All three branches of Canyon will be reopen on Saturday as branches of Pacific Premier. Depositors will have full access to their funds and will automatically become depositors of Pacific Premier.
Canyon National had total assets of $210.9 million and total deposits of $205.3 million at December 31, 2010.
Canyon Bancorp is the holding company for Canyon National Bank and the stock has decline from the $30 range in 2007 to $.66 cents at today’s close. The stock is now virtually worthless with little hope of recovery for shareholders.
The Office of the Comptroller of the Currency (OCC) had designated Canyon National to be in “troubled condition” under an agreement signed by the Bank in September 2008. In December 2010, the OCC informed Canyon National that their plan to raise additional capital was “not credible”.
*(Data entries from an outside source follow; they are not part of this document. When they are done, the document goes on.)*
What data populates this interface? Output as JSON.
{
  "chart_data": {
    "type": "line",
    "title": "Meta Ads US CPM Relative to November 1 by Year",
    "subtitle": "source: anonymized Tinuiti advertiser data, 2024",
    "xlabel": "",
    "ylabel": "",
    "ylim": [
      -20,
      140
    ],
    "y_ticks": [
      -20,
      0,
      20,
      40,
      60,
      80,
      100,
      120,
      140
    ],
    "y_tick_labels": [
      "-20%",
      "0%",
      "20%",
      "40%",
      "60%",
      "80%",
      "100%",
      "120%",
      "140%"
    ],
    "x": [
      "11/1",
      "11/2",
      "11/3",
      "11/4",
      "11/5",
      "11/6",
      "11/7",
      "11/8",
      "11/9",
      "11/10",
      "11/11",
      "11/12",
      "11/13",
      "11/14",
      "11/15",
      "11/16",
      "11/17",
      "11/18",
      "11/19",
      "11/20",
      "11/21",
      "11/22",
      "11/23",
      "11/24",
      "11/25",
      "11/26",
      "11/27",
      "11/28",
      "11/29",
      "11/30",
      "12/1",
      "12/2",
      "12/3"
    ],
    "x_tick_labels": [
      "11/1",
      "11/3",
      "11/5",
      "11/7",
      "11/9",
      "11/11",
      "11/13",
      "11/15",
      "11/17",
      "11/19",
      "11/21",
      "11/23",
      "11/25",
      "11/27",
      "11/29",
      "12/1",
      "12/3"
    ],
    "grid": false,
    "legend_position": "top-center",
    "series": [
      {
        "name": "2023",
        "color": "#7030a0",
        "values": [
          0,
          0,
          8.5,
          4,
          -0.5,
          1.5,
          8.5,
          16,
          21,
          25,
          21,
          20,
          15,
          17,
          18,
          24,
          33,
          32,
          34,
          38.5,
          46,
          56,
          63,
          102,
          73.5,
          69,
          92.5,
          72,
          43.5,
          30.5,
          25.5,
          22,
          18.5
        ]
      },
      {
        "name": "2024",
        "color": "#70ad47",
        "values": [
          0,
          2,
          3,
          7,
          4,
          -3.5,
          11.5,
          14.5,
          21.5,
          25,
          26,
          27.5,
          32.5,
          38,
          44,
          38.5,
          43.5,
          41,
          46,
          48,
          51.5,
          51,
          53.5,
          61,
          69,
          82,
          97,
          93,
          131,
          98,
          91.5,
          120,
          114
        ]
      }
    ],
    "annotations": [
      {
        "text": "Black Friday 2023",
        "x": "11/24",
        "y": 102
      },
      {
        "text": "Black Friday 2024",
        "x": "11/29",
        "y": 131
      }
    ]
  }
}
Pacific Premier agreed to purchase all assets of failed Canyon National Bank without entering into a loss-share transaction with the FDIC. Typically, the FDIC offers loss protection on a failed bank’s assets in order to attract bids by potential buyers. The lack of a loss share agreement may indicate heightened aggressiveness in bidding for failed banks based on a perception of recovery in real estate values by the acquiring banks.
Pacific Premier is a state chartered commercial bank founded in 1983 with approximately $800 million in assets. The holding company for Pacific Premier is Pacific Premier Bancorp, Inc., trading on the NASDAQ. Pacific reported a profit of $4.2 million for 2010 compared to a loss of $460,000 in 2009. The Bank has seen a gradual increase in its share price since 2009.
The cost to the FDIC deposit insurance fund for the failure of Canyon National Bank is estimated at $10.0 million. Canyon is the nation’s 18th banking failure and the first in California.